Tenth Circuit Reaffirms National Policy Favoring Arbitration Where Appropriate
The Tenth Circuit recently upheld the transportation employee exemption within the Federal Arbitration Act as it applied to independent contractors delivering goods for the employer. Brock v. Flowers Foods, 121 F.4th 753 (10th Cir. 2024). This case also highlighted the federal policy favoring arbitration where a valid arbitration clause exists within a contract.
Angelo Brock, an independent contractor and delivery driver for Flowers Foods, sued his employer for alleged violations of the Fair Labor Standards Act, including failure to pay overtime where warranted. Flowers sought to enforce arbitration pursuant to the arbitration clause in the distribution agreement between the parties.
The Federal Arbitration Act (“FAA”) governs these arbitration agreements and promotes a liberal, federal policy which favors this form of dispute resolution in which the parties agree to have specified issues determined by an arbitrator instead of a court. 9 U.S.C. § 1 et seq. While arbitration cannot be favored over litigation, the FAA requires courts to give equal emphasis to valid arbitration agreements as they do to other provisions of a contract.
However, there are some exceptions to the FAA’s insistence on arbitration. Section 1 of the FAA exempts “contracts of employment of seamen, railroad employees, or any other class of workers engaged in foreign or interstate commerce.” 9 U.S.C. § 1. In effect, § 1 shields employees engaged in interstate commerce via transporting goods exempt from compelled arbitration under the FAA. The U.S. Supreme Court, and here the Tenth Circuit reaffirms, has interpreted § 1 to cover employees who play a direct and necessary role in the free flow of goods across borders. See Bissonnette v. LePage Bakeries Park St., LLC, 601 U.S. 246, 256 (2024).
Where this “transportation employee” exemption does not apply, however, the FAA compels state and federal courts to require the parties to engage in arbitration over courtroom litigation where there is a valid arbitration clause within the agreement and that the arbitration agreement covers the issue at hand.

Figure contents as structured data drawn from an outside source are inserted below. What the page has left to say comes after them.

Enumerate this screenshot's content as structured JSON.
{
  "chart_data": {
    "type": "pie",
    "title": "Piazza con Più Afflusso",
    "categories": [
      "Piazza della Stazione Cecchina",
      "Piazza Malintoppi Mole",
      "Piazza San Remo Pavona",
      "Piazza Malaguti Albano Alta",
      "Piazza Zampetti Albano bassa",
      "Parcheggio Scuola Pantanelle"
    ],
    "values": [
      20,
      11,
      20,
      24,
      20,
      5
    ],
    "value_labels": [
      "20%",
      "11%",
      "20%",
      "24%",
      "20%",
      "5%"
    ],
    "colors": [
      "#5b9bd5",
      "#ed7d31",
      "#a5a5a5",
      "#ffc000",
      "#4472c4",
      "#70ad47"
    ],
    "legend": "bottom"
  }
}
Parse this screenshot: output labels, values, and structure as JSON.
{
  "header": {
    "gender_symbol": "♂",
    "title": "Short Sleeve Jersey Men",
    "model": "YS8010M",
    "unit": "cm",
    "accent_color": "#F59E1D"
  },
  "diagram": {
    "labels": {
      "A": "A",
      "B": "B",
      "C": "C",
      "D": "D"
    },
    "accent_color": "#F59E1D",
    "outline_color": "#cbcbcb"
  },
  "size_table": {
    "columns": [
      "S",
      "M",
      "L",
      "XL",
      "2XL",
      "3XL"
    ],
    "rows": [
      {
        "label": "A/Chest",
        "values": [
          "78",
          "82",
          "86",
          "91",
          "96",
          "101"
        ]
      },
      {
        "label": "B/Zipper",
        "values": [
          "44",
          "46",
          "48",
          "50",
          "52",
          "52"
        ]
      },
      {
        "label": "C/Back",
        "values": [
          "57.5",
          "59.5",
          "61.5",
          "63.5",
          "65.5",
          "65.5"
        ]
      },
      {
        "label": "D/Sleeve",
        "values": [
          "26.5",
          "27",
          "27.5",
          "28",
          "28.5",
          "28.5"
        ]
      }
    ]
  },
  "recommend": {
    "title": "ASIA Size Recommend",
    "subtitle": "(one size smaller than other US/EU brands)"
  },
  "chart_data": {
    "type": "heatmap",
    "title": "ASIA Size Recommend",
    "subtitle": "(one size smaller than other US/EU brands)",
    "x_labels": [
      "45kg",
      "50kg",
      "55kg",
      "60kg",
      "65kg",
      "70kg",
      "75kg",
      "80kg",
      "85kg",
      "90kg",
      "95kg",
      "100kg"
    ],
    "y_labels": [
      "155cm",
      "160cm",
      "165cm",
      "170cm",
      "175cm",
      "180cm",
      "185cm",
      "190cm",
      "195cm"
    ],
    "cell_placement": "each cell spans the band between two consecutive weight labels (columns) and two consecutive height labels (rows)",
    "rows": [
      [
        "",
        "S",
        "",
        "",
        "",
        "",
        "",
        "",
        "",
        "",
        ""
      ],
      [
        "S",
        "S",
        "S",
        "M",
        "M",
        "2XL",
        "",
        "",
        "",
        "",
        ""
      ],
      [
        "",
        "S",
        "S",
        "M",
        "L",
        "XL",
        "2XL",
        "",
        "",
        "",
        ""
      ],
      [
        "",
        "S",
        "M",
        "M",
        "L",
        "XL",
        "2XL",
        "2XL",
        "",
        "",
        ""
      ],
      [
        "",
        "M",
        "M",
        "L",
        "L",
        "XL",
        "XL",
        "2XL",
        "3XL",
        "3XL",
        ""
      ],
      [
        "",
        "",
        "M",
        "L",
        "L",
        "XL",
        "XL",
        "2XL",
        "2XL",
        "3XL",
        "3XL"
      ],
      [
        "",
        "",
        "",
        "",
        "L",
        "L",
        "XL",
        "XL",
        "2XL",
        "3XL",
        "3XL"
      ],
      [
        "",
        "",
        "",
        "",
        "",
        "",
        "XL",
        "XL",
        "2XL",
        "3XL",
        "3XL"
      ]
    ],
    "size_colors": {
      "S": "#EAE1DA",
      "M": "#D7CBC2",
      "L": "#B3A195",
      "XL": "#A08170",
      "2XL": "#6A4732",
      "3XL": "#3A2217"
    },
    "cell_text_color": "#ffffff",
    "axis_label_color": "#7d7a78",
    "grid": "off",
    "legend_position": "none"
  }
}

The Tenth Circuit found Brock was engaged in interstate transportation when he delivered Flowers’ baked goods to grocery stores and other commercial outlets in his delivery area. Though an independent contract delivery driver, Brock was classified as a “last mile delivery driver” and distinguished from rideshare and food-delivery driver cases which would not fall into the FAA exemption from compelled arbitration.
Where a contract contains an arbitration clause – whether it’s a contract for goods, services, or for employment – it is important to understand the nature of the work done by both parties to ensure the FAA will apply to compel arbitration or to understand why the FAA will not apply and courtroom litigation is appropriate.